As a side note: we didn’t really talk about the term (k+1) in the numerator of the TF part above. However, since this term doesn’t impact the relationship of the overall BM25 result, you can just ignore this term.

In the previous section, we learned that BM25 has two parameters that we can tune according to our use case: one is called k, and the other is called b. Now, the question is, what values should we set for both of these parameters?

In real-world applications, the values of k = 1.2 and b = 0.75 work well in most corpora. However, you can experiment with the values of both parameters to find the best fit for your use case. This is because choosing the values of k and b follows the “no such thing as a free lunch” theory, meaning that there is no universal “best” value of k and b for all use cases.

According to experiments, the value of k tends to be optimal within the range of 0.5 to 2, while the value of b tends to be optimal between 0.3 to 0.9.

When tuning the value of k, ask yourself this question: how long is the average length of my documents?

If you have a collection of very long documents, then a keyword will most likely appear several times, even when a document doesn’t really discuss that keyword. In this situation, you might want to set the k value in a higher range, such that the saturation point of the TF score wouldn’t be reached too quickly. The opposite is also true. If the average length of your documents is short, then you might want to set the k value to be in a lower range.

Regarding the b value, ask yourself this question: what kind of documents do I have, and would the length of a document in my use case affect the relevance of a keyword?

For example, if you have a collection of long scientific documents, chances are that most of the words contained in those documents are important. Therefore, you might want to set b in a lower range. Meanwhile, if you have a collection of opinionated and subjective documents, you might want to set the b value in a higher range to penalize potential keyword spamming in both short and long documents.

BM25 is indeed an improvement of the traditional TF-IDF method. However, this doesn’t mean that we should use BM25 over TF-IDF. There are certain use cases where using TF-IDF might suffice, since it’s simpler and computationally less expensive than BM25.

Below are the lists of the comparative analysis between TF-IDF and BM25 in terms of the relevance scoring (the final result of both TF-IDF and BM25), precision, the ability of handling longer documents, and the best scenario to use them.

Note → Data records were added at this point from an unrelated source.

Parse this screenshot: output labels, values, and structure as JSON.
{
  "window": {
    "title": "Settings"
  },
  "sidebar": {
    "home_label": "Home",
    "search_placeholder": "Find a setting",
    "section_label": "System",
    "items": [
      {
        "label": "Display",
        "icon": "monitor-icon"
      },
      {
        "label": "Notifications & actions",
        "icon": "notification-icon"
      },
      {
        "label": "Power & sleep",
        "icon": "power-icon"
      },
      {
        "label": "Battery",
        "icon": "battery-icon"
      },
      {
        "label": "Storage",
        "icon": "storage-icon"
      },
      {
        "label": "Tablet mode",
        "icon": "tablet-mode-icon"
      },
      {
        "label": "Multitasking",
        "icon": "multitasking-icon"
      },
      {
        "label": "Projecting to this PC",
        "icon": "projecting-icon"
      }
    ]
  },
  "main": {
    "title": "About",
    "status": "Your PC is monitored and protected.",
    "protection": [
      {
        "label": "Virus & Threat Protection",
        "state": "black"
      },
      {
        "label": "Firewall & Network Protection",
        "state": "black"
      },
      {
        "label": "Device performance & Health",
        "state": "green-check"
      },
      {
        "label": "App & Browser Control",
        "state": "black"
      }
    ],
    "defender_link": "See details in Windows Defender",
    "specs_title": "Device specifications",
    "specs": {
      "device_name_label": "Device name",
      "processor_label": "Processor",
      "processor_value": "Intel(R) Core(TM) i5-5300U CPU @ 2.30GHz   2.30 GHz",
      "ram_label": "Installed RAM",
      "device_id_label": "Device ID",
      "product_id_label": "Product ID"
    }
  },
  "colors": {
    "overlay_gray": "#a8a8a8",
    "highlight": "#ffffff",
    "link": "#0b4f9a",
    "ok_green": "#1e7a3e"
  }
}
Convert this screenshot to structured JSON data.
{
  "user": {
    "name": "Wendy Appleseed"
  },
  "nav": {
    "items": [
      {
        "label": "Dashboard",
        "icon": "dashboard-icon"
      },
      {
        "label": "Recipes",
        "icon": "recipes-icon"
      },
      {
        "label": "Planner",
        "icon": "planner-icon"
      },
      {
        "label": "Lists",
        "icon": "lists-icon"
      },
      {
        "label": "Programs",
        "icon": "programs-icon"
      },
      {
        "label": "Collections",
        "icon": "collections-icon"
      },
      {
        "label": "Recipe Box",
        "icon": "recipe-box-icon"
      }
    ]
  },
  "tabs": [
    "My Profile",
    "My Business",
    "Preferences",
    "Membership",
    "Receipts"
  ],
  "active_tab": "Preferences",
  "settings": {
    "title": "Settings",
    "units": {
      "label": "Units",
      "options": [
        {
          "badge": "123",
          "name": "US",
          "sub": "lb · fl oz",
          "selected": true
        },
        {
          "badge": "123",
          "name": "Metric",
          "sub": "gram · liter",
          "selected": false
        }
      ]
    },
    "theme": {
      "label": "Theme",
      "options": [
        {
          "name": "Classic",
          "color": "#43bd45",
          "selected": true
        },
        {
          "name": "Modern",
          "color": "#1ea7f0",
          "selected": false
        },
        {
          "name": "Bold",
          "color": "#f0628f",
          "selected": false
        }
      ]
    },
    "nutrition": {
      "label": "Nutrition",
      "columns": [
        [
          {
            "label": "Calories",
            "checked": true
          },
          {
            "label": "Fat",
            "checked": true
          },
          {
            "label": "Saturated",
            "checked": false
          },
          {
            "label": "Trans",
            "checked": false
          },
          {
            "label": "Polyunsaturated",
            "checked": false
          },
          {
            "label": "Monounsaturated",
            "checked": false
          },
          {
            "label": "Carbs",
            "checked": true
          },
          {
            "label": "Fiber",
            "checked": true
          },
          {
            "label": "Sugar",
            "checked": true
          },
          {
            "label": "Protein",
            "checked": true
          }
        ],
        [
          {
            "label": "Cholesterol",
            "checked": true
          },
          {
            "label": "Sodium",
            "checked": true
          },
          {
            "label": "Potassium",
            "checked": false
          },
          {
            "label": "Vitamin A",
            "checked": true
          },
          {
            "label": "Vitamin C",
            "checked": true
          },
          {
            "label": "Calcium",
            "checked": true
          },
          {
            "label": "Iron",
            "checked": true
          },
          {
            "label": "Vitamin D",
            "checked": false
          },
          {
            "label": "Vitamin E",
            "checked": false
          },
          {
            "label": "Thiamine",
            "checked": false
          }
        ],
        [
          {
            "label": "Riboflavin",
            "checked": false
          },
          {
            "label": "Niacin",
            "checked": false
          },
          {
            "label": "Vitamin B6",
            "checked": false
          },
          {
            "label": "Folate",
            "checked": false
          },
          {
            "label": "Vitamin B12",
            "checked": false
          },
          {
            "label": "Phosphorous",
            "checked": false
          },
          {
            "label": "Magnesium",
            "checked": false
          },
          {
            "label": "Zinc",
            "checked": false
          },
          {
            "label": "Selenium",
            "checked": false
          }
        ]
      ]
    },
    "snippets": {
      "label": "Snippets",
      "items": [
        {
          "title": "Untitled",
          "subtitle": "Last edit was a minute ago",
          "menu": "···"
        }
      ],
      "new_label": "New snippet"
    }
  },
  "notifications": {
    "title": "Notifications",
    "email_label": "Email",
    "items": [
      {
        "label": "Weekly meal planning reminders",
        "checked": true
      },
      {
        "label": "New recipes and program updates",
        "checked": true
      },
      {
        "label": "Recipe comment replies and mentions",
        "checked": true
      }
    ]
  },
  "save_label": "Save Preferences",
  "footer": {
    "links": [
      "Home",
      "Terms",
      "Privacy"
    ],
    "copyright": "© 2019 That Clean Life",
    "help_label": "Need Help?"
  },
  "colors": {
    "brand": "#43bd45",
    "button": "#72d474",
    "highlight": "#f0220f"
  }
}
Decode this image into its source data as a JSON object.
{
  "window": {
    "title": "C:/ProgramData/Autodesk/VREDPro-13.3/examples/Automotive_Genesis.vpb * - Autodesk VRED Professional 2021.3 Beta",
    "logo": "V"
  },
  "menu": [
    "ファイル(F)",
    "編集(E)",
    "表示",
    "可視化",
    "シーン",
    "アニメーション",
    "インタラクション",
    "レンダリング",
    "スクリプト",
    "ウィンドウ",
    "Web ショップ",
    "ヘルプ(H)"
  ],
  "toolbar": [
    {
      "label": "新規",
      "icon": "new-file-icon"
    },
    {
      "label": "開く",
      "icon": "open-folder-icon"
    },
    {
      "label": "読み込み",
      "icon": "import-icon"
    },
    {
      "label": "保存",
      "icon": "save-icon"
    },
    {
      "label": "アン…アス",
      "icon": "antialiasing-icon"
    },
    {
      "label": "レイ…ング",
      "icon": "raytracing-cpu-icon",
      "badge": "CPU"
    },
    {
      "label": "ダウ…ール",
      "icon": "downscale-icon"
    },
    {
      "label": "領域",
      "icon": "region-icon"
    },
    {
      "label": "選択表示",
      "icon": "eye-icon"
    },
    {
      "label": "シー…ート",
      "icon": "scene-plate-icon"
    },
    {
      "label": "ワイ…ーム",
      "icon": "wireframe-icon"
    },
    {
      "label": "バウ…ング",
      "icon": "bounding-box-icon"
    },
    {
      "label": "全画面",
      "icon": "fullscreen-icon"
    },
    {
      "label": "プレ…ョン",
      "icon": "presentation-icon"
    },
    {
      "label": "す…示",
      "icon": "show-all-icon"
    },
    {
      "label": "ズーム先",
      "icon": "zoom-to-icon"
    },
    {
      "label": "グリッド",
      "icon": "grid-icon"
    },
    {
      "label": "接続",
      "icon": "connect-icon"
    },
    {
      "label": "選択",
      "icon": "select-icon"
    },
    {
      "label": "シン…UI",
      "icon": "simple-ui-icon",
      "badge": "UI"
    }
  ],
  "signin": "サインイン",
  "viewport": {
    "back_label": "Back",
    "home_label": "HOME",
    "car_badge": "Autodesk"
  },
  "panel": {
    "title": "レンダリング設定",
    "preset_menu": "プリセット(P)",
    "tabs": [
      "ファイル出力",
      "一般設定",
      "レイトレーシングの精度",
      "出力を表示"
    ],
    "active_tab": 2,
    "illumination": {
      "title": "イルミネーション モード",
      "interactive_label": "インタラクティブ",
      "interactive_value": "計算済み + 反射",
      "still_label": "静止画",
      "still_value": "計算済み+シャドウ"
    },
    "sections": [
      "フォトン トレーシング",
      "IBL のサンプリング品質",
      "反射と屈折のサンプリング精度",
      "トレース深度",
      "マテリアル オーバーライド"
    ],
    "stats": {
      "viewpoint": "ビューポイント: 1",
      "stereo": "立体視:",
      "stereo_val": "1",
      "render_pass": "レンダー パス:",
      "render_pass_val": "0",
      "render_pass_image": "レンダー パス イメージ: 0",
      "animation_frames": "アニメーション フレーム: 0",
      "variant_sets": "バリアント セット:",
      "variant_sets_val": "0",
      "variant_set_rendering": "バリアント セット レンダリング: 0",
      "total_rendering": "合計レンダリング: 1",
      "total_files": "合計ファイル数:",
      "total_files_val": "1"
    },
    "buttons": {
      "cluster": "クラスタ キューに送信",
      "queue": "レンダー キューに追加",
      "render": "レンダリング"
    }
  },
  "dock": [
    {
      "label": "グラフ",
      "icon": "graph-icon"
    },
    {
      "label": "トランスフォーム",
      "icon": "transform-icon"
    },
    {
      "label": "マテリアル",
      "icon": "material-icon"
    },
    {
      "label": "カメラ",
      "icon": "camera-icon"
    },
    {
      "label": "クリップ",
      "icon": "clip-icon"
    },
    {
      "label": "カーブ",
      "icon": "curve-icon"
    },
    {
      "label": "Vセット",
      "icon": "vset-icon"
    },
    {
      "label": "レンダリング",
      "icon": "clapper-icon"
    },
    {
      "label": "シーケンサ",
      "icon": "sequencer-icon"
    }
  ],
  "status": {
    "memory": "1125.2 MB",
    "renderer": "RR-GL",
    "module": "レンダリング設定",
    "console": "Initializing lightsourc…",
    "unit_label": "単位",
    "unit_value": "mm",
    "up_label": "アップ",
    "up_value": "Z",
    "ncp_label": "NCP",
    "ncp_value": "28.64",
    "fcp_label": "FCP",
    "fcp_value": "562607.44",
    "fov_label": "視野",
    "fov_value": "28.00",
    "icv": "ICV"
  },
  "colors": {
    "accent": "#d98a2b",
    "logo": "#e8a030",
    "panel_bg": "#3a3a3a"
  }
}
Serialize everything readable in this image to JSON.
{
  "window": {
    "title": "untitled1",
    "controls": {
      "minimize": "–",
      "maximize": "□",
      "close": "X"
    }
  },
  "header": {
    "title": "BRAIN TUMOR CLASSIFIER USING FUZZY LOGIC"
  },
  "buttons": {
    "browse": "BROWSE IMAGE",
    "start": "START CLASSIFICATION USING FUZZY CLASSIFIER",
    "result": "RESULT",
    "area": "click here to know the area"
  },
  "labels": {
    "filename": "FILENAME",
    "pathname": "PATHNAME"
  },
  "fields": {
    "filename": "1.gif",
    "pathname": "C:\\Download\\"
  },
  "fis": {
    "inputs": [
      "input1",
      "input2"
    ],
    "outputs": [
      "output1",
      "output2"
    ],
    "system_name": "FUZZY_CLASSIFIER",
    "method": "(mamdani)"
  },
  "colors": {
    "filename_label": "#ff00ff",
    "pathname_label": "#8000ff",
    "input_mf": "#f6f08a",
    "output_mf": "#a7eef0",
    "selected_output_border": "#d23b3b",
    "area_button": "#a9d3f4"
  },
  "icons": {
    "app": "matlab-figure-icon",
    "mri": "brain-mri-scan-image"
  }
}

Aspect	Traditional TF-IDF	BM25
Relevance Scoring	- Relies on term frequency (TF) and inverse document frequency (IDF) to compute relevance scores.	- Improves upon TF-IDF by introducing a saturation term and tuning parameters k and b based on empirical observations.
	- Assigns higher weights to terms that are frequent within a document but rare across the entire document collection.	- Provides more sophisticated relevance scoring, particularly for longer documents, by accounting for term saturation and document length normalization.
Precision	- Works well for smaller datasets or when the distribution of terms across documents is relatively uniform.	- More robust and adaptable to different datasets, handling noisy or sparse data more effectively than TF-IDF.
	- Effective for tasks where exact matches are crucial, such as document similarity or keyword-based search.	- Leads to better precision in scenarios where there is variation in data quality or where there are outliers in the document collection.
Handling of Longer Documents	- May exhibit bias towards longer documents due to lack of document length normalization.	- Addresses bias towards longer documents by incorporating document length normalization.
	- Less accurate rankings or relevance scores for longer documents compared to BM25.	- Provides more accurate rankings and relevance scores for longer documents.
Scenarios	- Simplicity and Interpretability.	- Sparse and noisy data.
	- Exact matches.	- Longer documents.

In this section, we’re going to implement BM25 for semantic search and integrate the whole process with Milvus. Check out this notebook if you’d like to follow along.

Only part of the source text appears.